Unobtrusive Technologies for Monitoring of Autonomic Nervous System Function in Elderly Frail Patients

Frailty Clinical Trial

— FrailHeart  

Official title:

Unobtrusive Technologies for Monitoring of Autonomic Nervous System Function in a Setting of Inpatient Cardiac Rehabilitation and Home Training Program in Elderly Patients With Different Frailty Stages

Clinical Trial Details — Status: Completed

Administrative data

• NCT number: NCT04636970
• Other study ID #: LUHS002
• Status: Completed
• Phase: N/A
• Start date: November 19, 2020
• Est. completion date: April 30, 2022

Study information

• Verified date: August 2022
• Source: Lithuanian University of Health Sciences
• Contact: n/a
• Is FDA regulated: No
• Study type: Interventional

Clinical Trial Summary

To develop and investigate an unobtrusive technology for long-term monitoring of autonomic nervous system (ANS) function's response to daily physical stressors and exercise training for elderly patients with different frailty stages.

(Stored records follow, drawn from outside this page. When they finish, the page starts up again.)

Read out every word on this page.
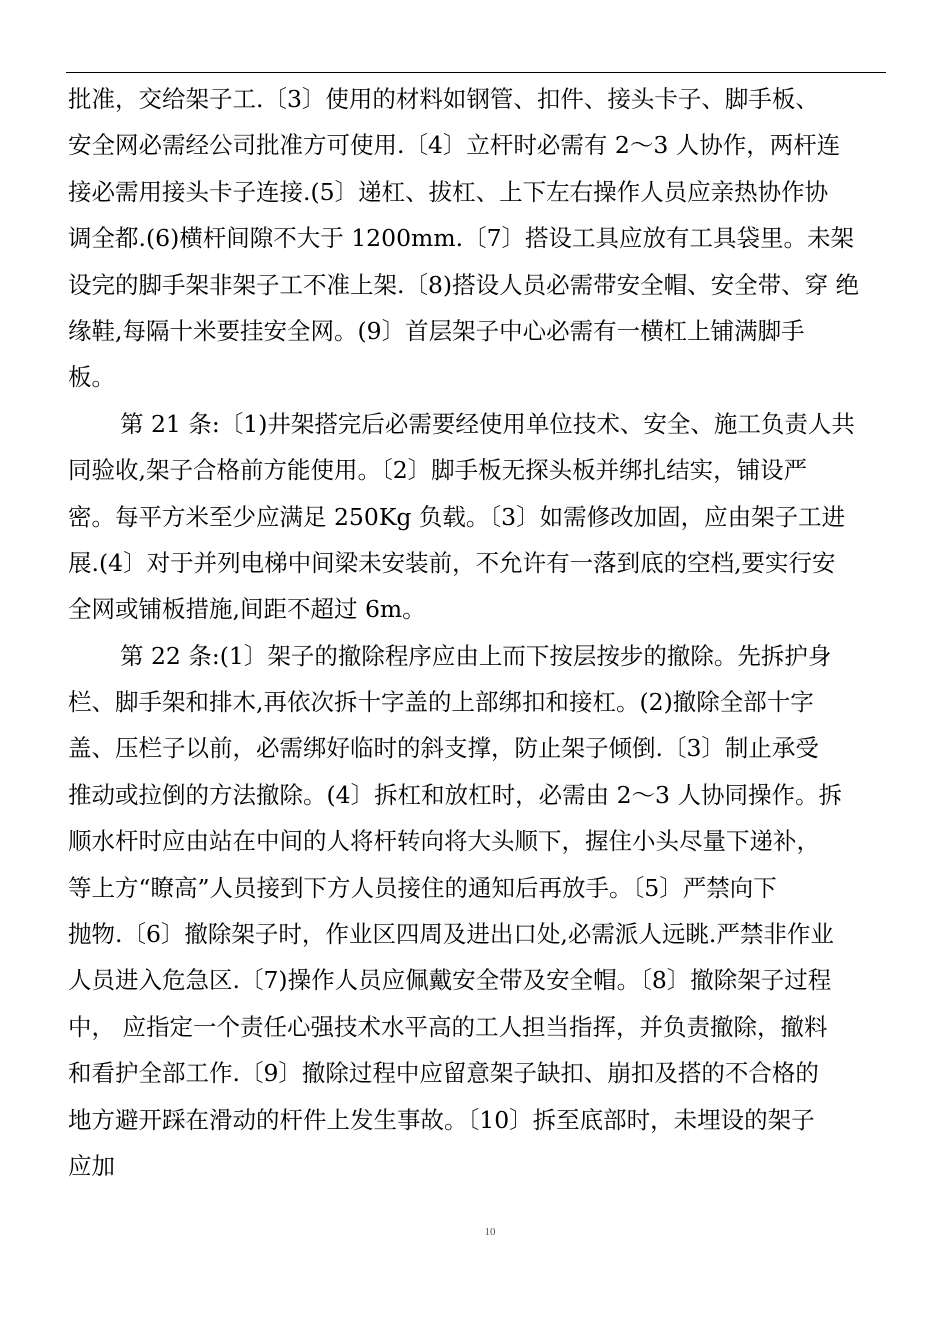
批准，交给架子工.〔3〕使用的材料如钢管、扣件、接头卡子、脚手板、
安全网必需经公司批准方可使用.〔4〕立杆时必需有 2～3 人协作，两杆连
接必需用接头卡子连接.(5〕递杠、拔杠、上下左右操作人员应亲热协作协
调全都.(6)横杆间隙不大于 1200mm.〔7〕搭设工具应放有工具袋里。未架
设完的脚手架非架子工不准上架.〔8)搭设人员必需带安全帽、安全带、穿 绝
缘鞋,每隔十米要挂安全网。(9〕首层架子中心必需有一横杠上铺满脚手
板。
第 21 条:〔1)井架搭完后必需要经使用单位技术、安全、施工负责人共
同验收,架子合格前方能使用。〔2〕脚手板无探头板并绑扎结实，铺设严
密。每平方米至少应满足 250Kg 负载。〔3〕如需修改加固，应由架子工进
展.(4〕对于并列电梯中间梁未安装前，不允许有一落到底的空档,要实行安
全网或铺板措施,间距不超过 6m。
第 22 条:(1〕架子的撤除程序应由上而下按层按步的撤除。先拆护身
栏、脚手架和排木,再依次拆十字盖的上部绑扣和接杠。(2)撤除全部十字
盖、压栏子以前，必需绑好临时的斜支撑，防止架子倾倒.〔3〕制止承受
推动或拉倒的方法撤除。(4〕拆杠和放杠时，必需由 2～3 人协同操作。拆
顺水杆时应由站在中间的人将杆转向将大头顺下，握住小头尽量下递补，
等上方“瞭高”人员接到下方人员接住的通知后再放手。〔5〕严禁向下
抛物.〔6〕撤除架子时，作业区四周及进出口处,必需派人远眺.严禁非作业
人员进入危急区.〔7)操作人员应佩戴安全带及安全帽。〔8〕撤除架子过程
中， 应指定一个责任心强技术水平高的工人担当指挥，并负责撤除，撤料
和看护全部工作.〔9〕撤除过程中应留意架子缺扣、崩扣及搭的不合格的
地方避开踩在滑动的杆件上发生事故。〔10〕拆至底部时，未埋设的架子
应加
10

Recruitment information / eligibility

• Status: Completed
• Enrollment: 100
• Est. completion date: April 30, 2022
• Est. primary completion date: April 30, 2022
• Accepts healthy volunteers: No
• Gender: All
• Age group: 65 Years and older

Eligibility

Inclusion Criteria:

• Patients admitted to CR after open heart surgery.
• Age 65 years and older.
• 6-minute walk distance (6-MWD) =150 meters.
• Patient's agreement to participate in the study.
• Edomonton Frailty Scale score 5 points and more

Exclusion Criteria:

• Cardiac devices (due to artificially altered heart rate series)
• Diseases in the musculoskeletal system or other organs complicating physical activity and exercise training;
• Exercise-limiting comorbidities (primarily orthopedic and neurological conditions that would exclude individuals from participating in CR according to study protocol), including chronic heart failure New York Heart Association Class IV, hemoglobin less than 9 g/dL, wound healing disturbance, cognitive or linguistic deficits.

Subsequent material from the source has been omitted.